Diketahui, saat ini skema co-payment di mana peserta menanggung minimal 10 persen dari klaim baru diatur dalam Surat Edaran (SE) OJK Nomor 7/SEOJK.05/2025 tentang Penyelenggaraan Produk Asuransi Kesehatan.
“Dalam rangka penyusunan POJK sebagaimana dimaksud dalam poin 2, OJK menunda pelaksanaan Surat Edaran Otoritas Jasa Keuangan Nomor 7 Tahun 2025 tentang Penyelenggaraan Produk Asuransi Kesehatan sampai diberlakukannya POJK,” kata Ketua Komisi XI Misbakhun dalam rapat kerja dengan OJK, Senin (30/6).
Dalam kesempatan itu, Ketua Dewan Komisioner OJK Mahendra Siregar mengatakan pihaknya setuju dengan keputusan tersebut.

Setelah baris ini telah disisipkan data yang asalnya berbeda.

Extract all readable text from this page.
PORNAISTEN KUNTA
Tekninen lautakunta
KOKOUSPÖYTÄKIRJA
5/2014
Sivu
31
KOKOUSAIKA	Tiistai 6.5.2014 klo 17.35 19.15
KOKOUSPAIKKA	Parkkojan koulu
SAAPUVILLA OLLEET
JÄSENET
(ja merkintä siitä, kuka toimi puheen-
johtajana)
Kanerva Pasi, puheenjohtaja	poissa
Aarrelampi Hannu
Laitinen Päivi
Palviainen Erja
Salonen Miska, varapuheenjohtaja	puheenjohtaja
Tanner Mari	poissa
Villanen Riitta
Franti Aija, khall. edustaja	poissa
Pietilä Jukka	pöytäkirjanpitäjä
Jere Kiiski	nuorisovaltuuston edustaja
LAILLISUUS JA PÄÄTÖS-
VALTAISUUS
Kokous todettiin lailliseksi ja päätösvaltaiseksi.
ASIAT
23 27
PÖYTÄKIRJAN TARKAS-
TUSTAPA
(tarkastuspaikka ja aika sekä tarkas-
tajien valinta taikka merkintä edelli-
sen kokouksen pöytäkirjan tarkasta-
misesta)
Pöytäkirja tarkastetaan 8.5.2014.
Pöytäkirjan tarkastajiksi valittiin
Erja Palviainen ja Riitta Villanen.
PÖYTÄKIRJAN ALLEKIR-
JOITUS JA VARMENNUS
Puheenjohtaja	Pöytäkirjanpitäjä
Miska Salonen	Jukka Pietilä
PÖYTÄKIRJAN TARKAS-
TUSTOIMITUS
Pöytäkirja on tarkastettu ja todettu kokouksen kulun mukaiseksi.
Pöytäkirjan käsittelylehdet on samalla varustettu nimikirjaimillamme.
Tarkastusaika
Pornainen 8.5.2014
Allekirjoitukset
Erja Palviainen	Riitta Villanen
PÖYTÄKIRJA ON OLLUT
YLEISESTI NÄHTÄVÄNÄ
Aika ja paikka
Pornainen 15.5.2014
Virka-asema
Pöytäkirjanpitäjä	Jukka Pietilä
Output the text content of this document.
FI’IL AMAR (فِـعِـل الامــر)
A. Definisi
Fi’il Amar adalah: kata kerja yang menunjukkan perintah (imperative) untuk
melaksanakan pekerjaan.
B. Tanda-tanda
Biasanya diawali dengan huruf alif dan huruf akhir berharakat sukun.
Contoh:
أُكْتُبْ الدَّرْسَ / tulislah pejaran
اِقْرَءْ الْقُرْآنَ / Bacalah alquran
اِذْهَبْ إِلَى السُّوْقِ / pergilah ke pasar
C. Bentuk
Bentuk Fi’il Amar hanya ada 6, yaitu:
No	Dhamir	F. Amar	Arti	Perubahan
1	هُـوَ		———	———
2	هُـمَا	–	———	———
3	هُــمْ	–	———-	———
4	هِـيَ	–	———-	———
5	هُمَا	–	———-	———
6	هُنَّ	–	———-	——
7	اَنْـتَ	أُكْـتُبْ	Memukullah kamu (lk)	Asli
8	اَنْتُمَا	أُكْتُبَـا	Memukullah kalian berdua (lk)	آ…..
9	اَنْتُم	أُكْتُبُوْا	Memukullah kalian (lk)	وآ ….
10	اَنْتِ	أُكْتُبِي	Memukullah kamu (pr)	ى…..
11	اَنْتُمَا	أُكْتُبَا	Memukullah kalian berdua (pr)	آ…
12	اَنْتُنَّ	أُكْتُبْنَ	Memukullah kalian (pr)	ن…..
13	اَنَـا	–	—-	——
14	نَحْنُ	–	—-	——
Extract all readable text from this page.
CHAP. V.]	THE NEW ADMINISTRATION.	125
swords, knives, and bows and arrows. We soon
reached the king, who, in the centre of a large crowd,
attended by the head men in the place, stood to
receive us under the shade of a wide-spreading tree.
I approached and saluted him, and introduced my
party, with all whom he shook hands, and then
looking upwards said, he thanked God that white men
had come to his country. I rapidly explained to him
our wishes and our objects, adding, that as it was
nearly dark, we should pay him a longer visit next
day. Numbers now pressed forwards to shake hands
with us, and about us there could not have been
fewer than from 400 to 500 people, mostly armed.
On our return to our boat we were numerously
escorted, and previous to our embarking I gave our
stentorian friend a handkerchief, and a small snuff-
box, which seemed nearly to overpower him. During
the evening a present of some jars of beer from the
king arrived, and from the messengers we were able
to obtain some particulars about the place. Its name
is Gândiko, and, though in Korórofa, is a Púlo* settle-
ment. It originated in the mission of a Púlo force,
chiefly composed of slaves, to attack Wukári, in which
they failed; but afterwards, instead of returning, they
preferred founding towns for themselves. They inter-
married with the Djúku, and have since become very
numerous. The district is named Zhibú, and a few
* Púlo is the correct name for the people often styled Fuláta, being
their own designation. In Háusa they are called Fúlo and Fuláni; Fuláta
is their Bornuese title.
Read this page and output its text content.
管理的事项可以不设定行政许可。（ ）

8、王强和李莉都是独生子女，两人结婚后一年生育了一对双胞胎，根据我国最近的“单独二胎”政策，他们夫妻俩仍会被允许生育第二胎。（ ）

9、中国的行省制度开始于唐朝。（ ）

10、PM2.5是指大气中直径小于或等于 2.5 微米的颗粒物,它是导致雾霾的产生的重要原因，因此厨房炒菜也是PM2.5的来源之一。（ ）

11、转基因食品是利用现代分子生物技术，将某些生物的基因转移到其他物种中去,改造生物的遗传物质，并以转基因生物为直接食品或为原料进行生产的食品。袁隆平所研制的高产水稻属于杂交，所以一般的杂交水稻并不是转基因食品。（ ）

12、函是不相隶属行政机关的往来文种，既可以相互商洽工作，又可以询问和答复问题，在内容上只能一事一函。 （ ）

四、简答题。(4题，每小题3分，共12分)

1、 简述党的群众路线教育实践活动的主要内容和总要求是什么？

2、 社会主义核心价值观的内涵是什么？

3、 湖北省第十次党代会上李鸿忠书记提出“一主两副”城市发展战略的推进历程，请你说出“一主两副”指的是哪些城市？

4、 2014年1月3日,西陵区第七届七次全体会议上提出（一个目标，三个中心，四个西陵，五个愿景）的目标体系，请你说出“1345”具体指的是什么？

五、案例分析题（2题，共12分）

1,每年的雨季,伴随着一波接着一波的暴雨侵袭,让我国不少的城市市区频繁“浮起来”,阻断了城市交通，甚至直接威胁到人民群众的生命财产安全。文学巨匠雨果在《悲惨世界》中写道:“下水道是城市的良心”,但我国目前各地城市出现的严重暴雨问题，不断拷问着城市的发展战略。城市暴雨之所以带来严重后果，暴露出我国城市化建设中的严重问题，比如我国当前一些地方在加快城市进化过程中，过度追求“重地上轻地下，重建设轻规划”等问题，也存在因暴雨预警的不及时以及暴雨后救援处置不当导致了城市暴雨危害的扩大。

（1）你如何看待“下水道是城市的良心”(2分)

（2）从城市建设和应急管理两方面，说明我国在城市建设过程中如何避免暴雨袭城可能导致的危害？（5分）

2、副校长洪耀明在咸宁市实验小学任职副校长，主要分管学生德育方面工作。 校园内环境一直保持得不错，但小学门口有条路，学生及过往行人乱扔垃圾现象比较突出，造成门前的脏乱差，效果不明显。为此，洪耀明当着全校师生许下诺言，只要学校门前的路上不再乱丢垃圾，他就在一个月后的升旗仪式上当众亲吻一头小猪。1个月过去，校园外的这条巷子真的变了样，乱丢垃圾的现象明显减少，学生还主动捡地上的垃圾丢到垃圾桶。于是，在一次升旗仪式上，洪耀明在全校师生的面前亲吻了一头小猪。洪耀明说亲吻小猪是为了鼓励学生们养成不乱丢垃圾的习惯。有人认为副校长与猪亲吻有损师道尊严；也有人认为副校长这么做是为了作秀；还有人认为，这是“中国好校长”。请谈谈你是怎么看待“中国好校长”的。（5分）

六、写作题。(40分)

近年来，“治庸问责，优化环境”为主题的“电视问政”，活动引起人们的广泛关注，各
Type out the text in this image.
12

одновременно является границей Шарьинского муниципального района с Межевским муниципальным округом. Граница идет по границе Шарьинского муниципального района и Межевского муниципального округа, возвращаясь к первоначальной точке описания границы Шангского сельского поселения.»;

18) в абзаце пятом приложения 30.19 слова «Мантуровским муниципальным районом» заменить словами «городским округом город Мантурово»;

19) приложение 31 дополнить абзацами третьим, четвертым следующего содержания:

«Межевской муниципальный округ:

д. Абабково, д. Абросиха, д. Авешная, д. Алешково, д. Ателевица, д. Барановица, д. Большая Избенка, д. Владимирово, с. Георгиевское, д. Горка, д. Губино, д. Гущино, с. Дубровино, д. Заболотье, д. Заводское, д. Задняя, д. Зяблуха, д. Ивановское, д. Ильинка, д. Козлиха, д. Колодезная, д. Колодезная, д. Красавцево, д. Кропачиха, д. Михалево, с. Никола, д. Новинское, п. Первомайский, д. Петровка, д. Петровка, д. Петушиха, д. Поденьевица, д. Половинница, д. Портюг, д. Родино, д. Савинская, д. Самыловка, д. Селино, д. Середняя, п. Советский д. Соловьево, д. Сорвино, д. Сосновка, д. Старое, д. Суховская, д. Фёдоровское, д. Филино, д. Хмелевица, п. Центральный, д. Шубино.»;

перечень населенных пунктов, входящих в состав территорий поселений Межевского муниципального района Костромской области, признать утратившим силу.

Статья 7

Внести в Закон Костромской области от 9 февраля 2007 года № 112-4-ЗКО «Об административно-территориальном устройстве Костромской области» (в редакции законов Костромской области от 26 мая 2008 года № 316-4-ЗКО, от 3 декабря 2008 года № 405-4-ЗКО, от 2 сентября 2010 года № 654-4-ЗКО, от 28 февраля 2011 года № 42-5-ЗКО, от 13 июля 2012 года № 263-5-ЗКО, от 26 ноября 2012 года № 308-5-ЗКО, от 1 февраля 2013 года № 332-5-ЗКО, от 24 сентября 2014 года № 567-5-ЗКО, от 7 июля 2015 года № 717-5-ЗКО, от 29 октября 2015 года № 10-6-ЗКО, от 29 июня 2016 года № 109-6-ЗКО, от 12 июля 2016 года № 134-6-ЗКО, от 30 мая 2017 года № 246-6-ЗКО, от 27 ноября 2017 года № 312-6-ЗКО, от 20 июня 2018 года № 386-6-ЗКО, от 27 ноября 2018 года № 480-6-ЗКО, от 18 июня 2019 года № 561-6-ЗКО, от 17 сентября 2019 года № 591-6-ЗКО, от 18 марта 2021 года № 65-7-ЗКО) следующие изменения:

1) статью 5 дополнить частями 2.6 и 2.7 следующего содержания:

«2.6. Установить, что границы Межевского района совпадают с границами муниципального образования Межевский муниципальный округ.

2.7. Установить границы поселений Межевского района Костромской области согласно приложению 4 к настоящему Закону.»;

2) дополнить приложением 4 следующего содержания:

Ia mengatakan pihaknya setuju jika penundaan bertujuan untuk meningkatkan efektivitas aturan yang berlaku sehingga ekosistem asuransi kesehatan dapat diperkuat secara menyeluruh.
“Pemahaman kami dari draft kesimpulan itu adalah bahwa Komisi XI ingin hal itu benar-benar berjalan sehingga diperlukan peningkatan peraturan. Jika pemahaman demikian, kami dapat memahami dan menyetujui,” katanya.
Kendati demikian, Mahendra mengatakan penguatan industri kesehatan termasuk dengan skema co-payment harus dilakukan segera mungkin. Pasalnya, Indonesia yang sedang mengalami bonus demografi pelan-pelan akan menuju aging society alias proporsi penduduk lanjut usia (lansia) meningkat.